Two ideas were organically integrated into nearly every discussion during the citydrift panel discussions over the weekend.

1. Art galleries in this neighborhood are artist enablers.

2. People involved in this scene, veterans of older ones, and even casual observers are keenly aware of the assumed narrative of what happens as artists move into neighborhoods.

To the first point, there were over three hours of artist panels on Saturday to kick it off. Artists who participated in citydrift each gave presentations in Momenta Art.

Who is who? What is real?

The poets who hashtagged their tweets #bklyndrift spoke about the oddity of gaining followers as the night progressed, hashtags themselves, and about Tweeting to someone who was within reach of you. There seemed to be a self-consciousness that first enveloped and then dissipated as the night wore on.

It was an interesting discussion that also touched on gender, as at least one poet created a fake twitter account for a different gendered person and ended the night with more followers on that account than her “real” account. This may have been one of the more meta-drifts of the meta-event that was citydrift.

Embracing your greatest fear

Michael Kronenberg and I sat on our yoga mats and discussed the Trust Fall Art Project. A year-plus long project in which he and I will stay in a different artist’s studio/home or an art gallery every night for a year. We began our project during citydrift in Momenta Art.

Essentially he talked about embracing one of the greatest fears an individual can have. The one we’ve identified as being most poignant is losing your home. For the project we are depending on the kindness of strangers to provide shelter in an energetic exchange that requires blurring our comfort zones to the point of nonexistence.

Mike spoke at length about how we had created a little box in our art gallery and we grew so comfortable that we missed many of the amazing things happening around us. He surmised by explaining that we are taking our yoga mats to everyone else’s little boxes and reporting on what’s happening there.

You can pay with your body

For her drift, performance artist Kikoku Tanaka dressed as a chicken and gave out eggs and chicken on skewers. She was followed by two other costumed performers who pushed people into taking the egg and taking care of it. This was a fun drift to run into. The posse corralled me right outside the 56 Bogart building, we discussed a great many things including the plight of artists and picking up every penny you find on the sidewalk.

She discussed how people reacted to the offer of an egg and food. Upon taking the egg you then “owed her.” The debt could be paid with money or with your body. Many people attempted to give the egg back after being told they were in her debt. It seems that the option of paying with your body was either a red herring or not taken seriously.

I gave 26 cents in the form of a quarter and a penny from the sidewalk.

Curators, Gallerists, and Writers Panels

These panels ended up being an eclectic navel gazing festival. Peter Hopkins was one of the panelists who kept them interesting. A man on the curators’ and gallerists’ panels sighed audibly and bantered, verging on insulting, fellow panelists. It was reminiscent of Jack Kerouac on William F. Buckley’s show in 1968 (Warning: it’s 22 minutes long).

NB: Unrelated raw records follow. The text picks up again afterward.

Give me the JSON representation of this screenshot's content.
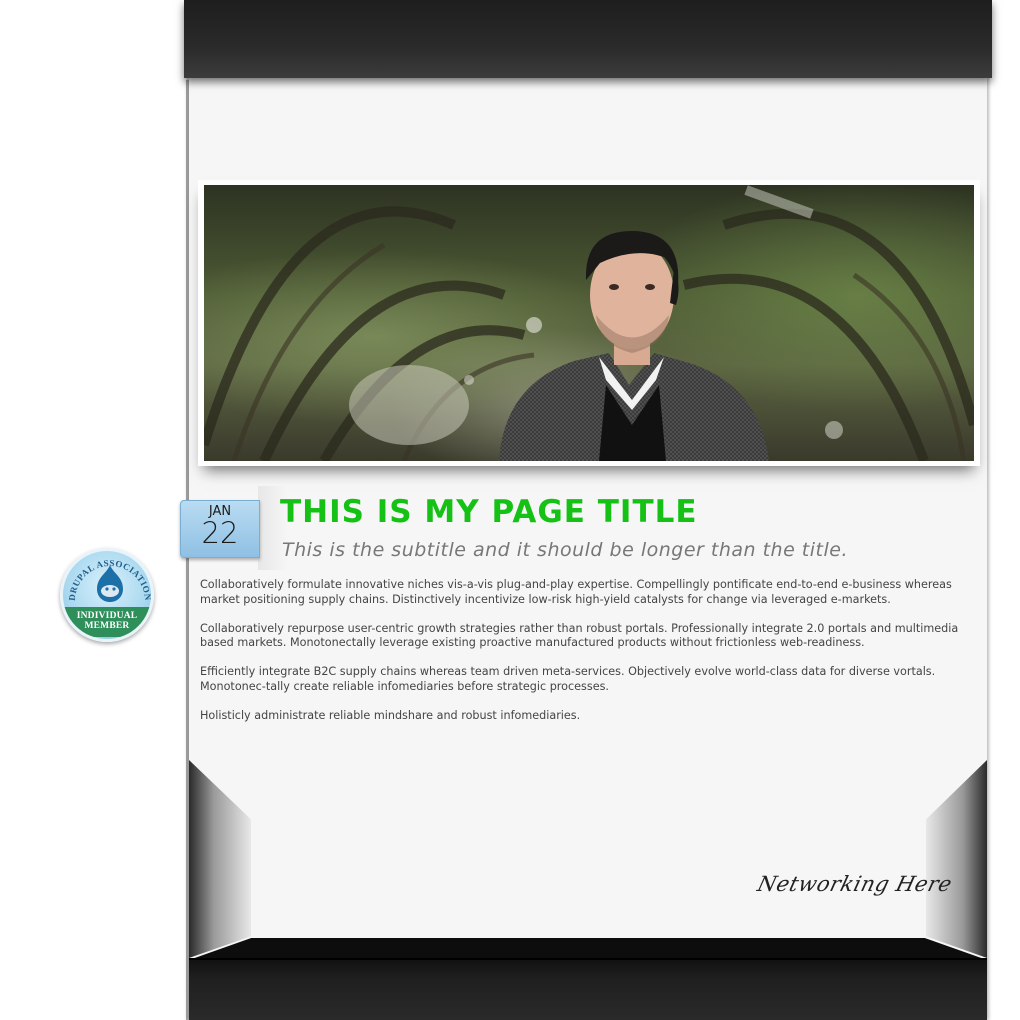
{
  "badge": {
    "ring_text": "DRUPAL ASSOCIATION",
    "band_line1": "INDIVIDUAL",
    "band_line2": "MEMBER",
    "icon": "drupal-drop-icon"
  },
  "post": {
    "date_month": "JAN",
    "date_day": "22",
    "title": "THIS IS MY PAGE TITLE",
    "subtitle": "This is the subtitle and it should be longer than the title.",
    "paragraphs": [
      "Collaboratively formulate innovative niches vis-a-vis plug-and-play expertise. Compellingly pontificate end-to-end e-business whereas market positioning supply chains. Distinctively incentivize low-risk high-yield catalysts for change via leveraged e-markets.",
      "Collaboratively repurpose user-centric growth strategies rather than robust portals. Professionally integrate 2.0 portals and multimedia based markets. Monotonectally leverage existing proactive manufactured products without frictionless web-readiness.",
      "Efficiently integrate B2C supply chains whereas team driven meta-services. Objectively evolve world-class data for diverse vortals. Monotonec-tally create reliable infomediaries before strategic processes.",
      "Holisticly administrate reliable mindshare and robust infomediaries."
    ]
  },
  "footer": {
    "networking_label": "Networking Here"
  },
  "colors": {
    "title_green": "#16c116",
    "date_tab_blue": "#a6cfec",
    "badge_green": "#2f8f5a"
  }
}
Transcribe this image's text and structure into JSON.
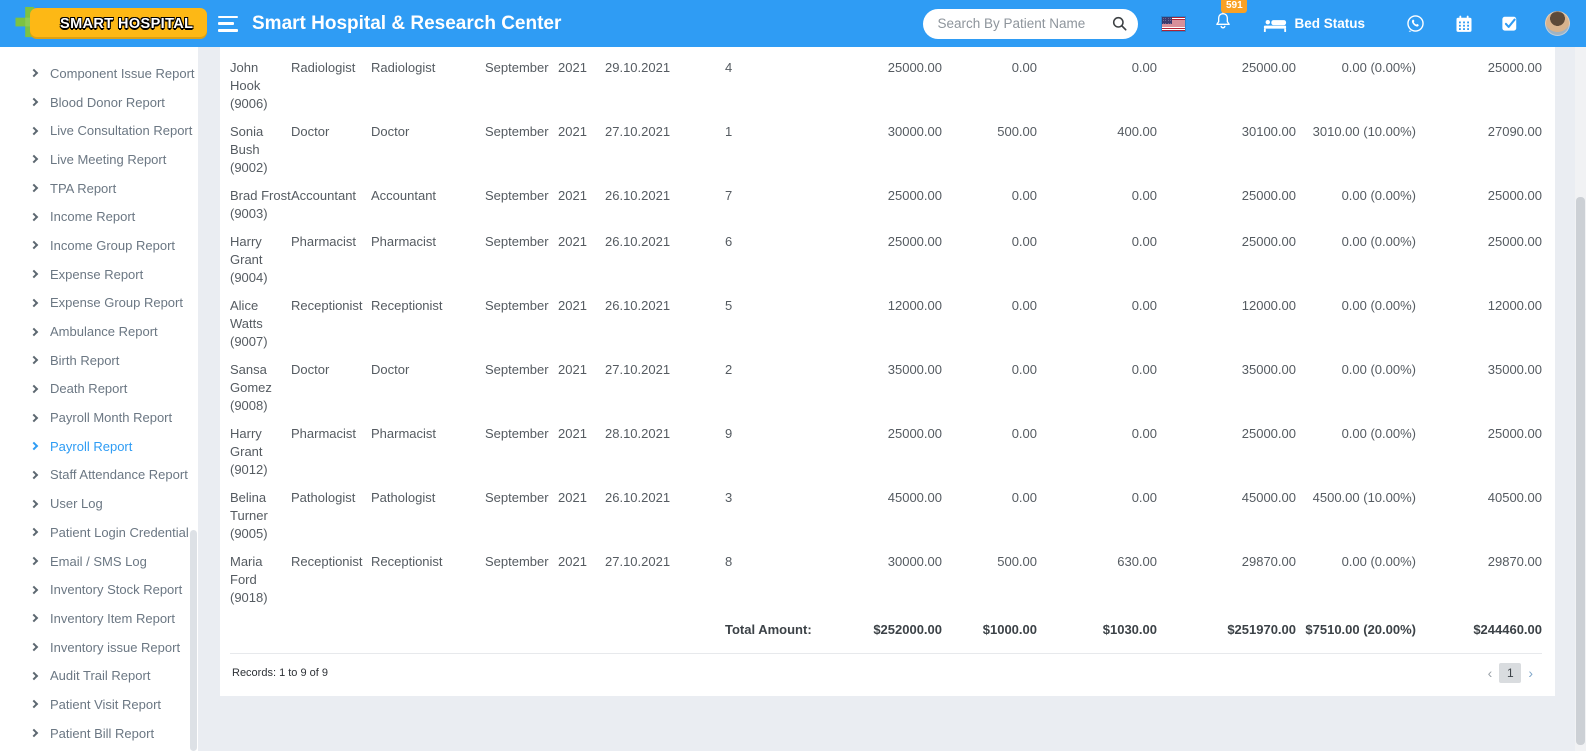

There were a lot of repetitious questions that went something like, “Yeah, but what are you doing for the community?”

As someone remarked, art people go to art galleries.

I’m going to ask this question: Short of grabbing people by the arm and forcing them to look at art that they may or may not want to see, what can you really do for your community?

By asking that, I open the can of worms on display during these discussions. Which was a very defensive posturing that provided the opportunity to tell people what you did personally to engage “the community.” Definitions of “the community” are slippery and no one can give a concise answer.

I have a cognitive dissonance regarding this phenomenon. Which is “Good for you. Really. I don’t care.”

Don’t tell me what you did. Do it and let your actions speak for themselves. If you do the right thing, then it will be known by consistency only.

Final Thoughts

I think that citydrift was the perfect idea. A decentralized “letting go” of ego, prejudice, preconception, fear, and pretension. I only wish that the community will do so with full confidence in themselves going forward. That’s not finger wagging, that is a sincere hope.